Comprehensive, easy-to-understand information about this condition
How we create this content →The documentation for autoimmune lymphoproliferative syndrome type 1 is limited due to its rarity and the fact that it affects fewer than 1 in 100,000 individuals worldwide. This low prevalence results in fewer systematic clinical studies and data collection efforts. Additionally, the genetic basis was only recently identified, and ongoing research is needed to fully characterize the clinical features and management strategies for affected individuals.
To navigate your care effectively, seek out a hematologist or immunologist with experience in autoimmune disorders and lymphoproliferative syndromes. Genetic counseling may also be beneficial given the genetic basis of the condition; you can find a genetic counselor through the National Society of Genetic Counselors at https://www.nsgc.org. Participation in clinical trials may provide access to cutting-edge treatments and contribute to the understanding of ALPS. Although there are currently no patient organizations identified specifically for ALPS type 1, connecting with broader autoimmune disease support groups may provide additional resources.

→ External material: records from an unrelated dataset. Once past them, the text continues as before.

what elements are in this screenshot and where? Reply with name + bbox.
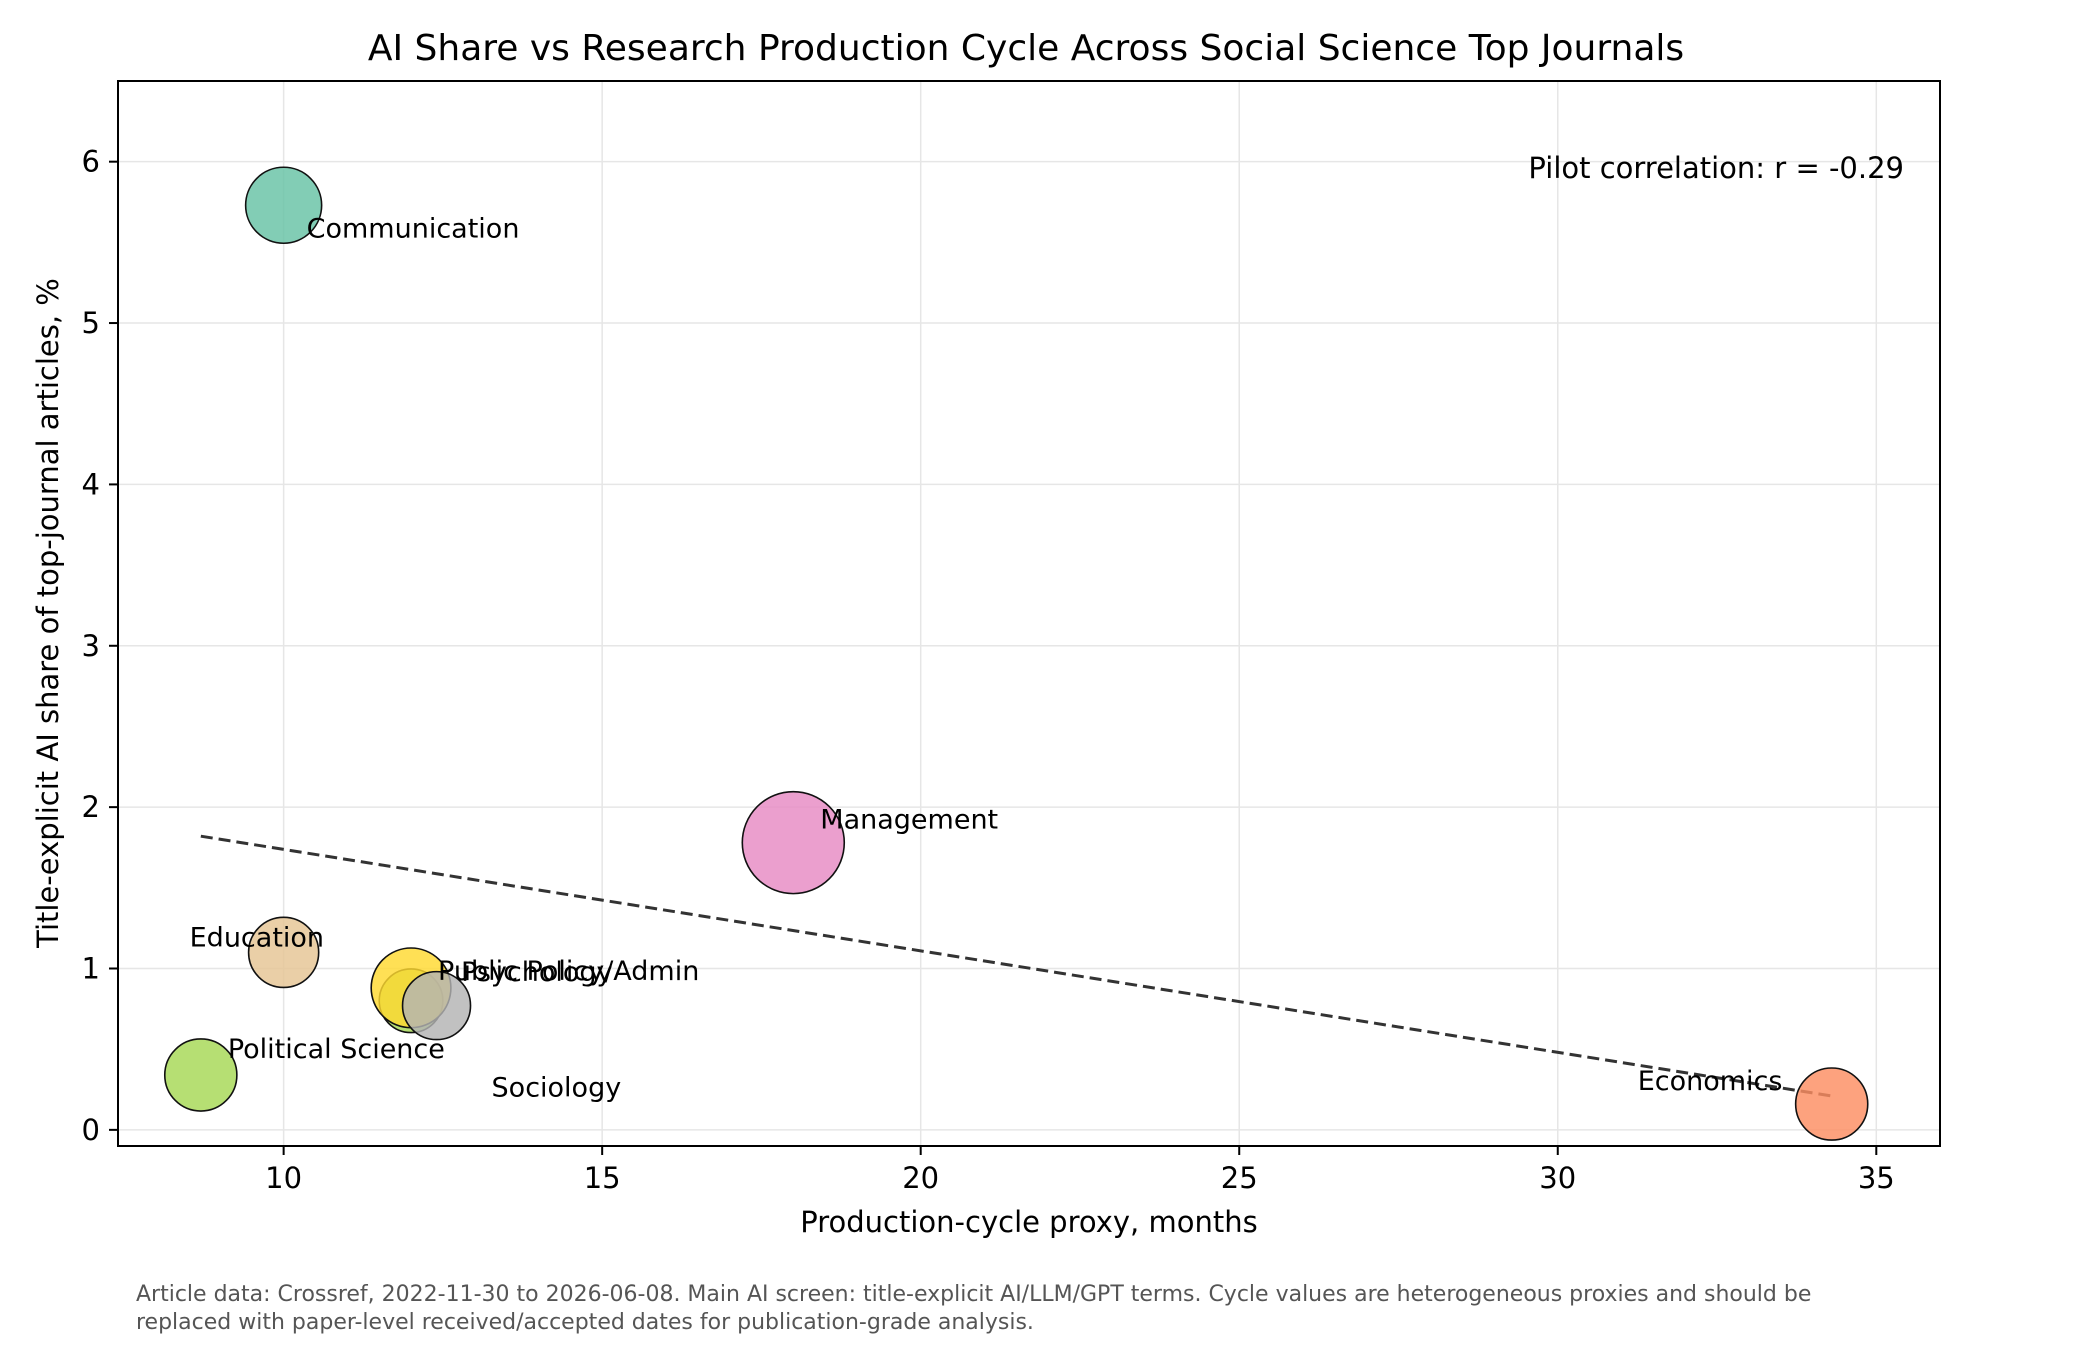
label-sociology: Sociology xyxy=(492,1073,622,1104)
y-tick-label: 3 xyxy=(82,629,100,663)
trend-line xyxy=(200,834,1832,1098)
x-tick-label: 20 xyxy=(902,1161,939,1195)
figure-caption: Article data: Crossref, 2022-11-30 to 20… xyxy=(136,1281,2036,1337)
x-tick-label: 25 xyxy=(1221,1161,1258,1195)
point-management xyxy=(741,790,846,895)
y-tick-label: 5 xyxy=(82,306,100,340)
chart-title: AI Share vs Research Production Cycle Ac… xyxy=(368,28,1684,69)
label-management: Management xyxy=(820,805,998,836)
x-tick-label: 15 xyxy=(584,1161,621,1195)
point-economics xyxy=(1794,1067,1869,1141)
caption-line-2: replaced with paper-level received/accep… xyxy=(136,1310,1034,1335)
y-tick-label: 6 xyxy=(82,145,100,179)
point-political-science xyxy=(163,1038,238,1112)
point-education xyxy=(247,916,320,989)
label-education: Education xyxy=(190,922,324,953)
label-political-science: Political Science xyxy=(228,1034,445,1065)
x-tick-label: 30 xyxy=(1539,1161,1576,1195)
caption-line-1: Article data: Crossref, 2022-11-30 to 20… xyxy=(136,1282,1812,1307)
y-tick-label: 0 xyxy=(82,1113,100,1147)
point-communication xyxy=(244,166,323,245)
label-psychology: Psychology xyxy=(461,957,612,988)
y-tick-label: 2 xyxy=(82,790,100,824)
label-economics: Economics xyxy=(1638,1066,1783,1097)
data-points xyxy=(163,166,1869,1141)
axis-ticks: 10 15 20 25 30 35 0 1 2 3 4 5 6 xyxy=(82,145,1895,1195)
label-public-policy-admin: Public Policy/Admin xyxy=(438,956,699,987)
x-tick-label: 10 xyxy=(265,1161,302,1195)
x-tick-label: 35 xyxy=(1858,1161,1895,1195)
y-tick-label: 1 xyxy=(82,952,100,986)
point-sociology xyxy=(401,970,472,1041)
y-axis-label: Title-explicit AI share of top-journal a… xyxy=(31,278,65,949)
plot-frame xyxy=(117,80,1941,1147)
point-labels: Communication Management Education Public P… xyxy=(190,213,1783,1103)
y-tick-label: 4 xyxy=(82,467,100,501)
trend-line-layer xyxy=(200,834,1832,1098)
grid-lines xyxy=(118,81,1940,1146)
x-axis-label: Production-cycle proxy, months xyxy=(800,1205,1257,1239)
label-communication: Communication xyxy=(307,213,520,244)
correlation-annotation: Pilot correlation: r = -0.29 xyxy=(1528,151,1904,185)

Currently, there are six active clinical trials exploring various aspects of autoimmune lymphoproliferative syndrome type 1. These trials may focus on understanding the disease better, testing new treatment approaches, or assessing the effectiveness of existing therapies. For more information about these trials, you can visit ClinicalTrials.gov and search for 'autoimmune lymphoproliferative syndrome type 1' at https://clinicaltrials.gov/search?cond=autoimmune%20lymphoproliferative%20syndrome%20type%201.
Actionable guidance for navigating care for autoimmune lymphoproliferative syndrome type 1
To navigate your care effectively, seek out a hematologist or immunologist with experience in autoimmune disorders and lymphoproliferative syndromes. Genetic counseling may also be beneficial given the genetic basis of the condition; you can find a genetic counselor through the National Society of Genetic Counselors at https://www.nsgc.org. Participation in clinical trials may provide access to cutting-edge treatments and contribute to the understanding of ALPS. Although there are currently no patient organizations identified specifically for ALPS type 1, connecting with broader autoimmune disease support groups may provide additional resources.
Consider asking your healthcare providers these condition-specific questions
Helpful links for rare disease information and support
Research studies investigating treatments and therapies for this condition.
Active Trials
Total Trials
Data from ClinicalTrials.gov Jan 31, 2026
Consider asking your healthcare providers these condition-specific questions
Online Mendelian Inheritance in Man
AI-Generated Content: This summary was generated using AI. Content has been fact-checked. Always consult with qualified healthcare providers for medical guidance.
Kisho delivers this disease record via API, including phenotypes (HPO), genes, orphan drug designations, screening status, and PAG mapping, with version history and governance.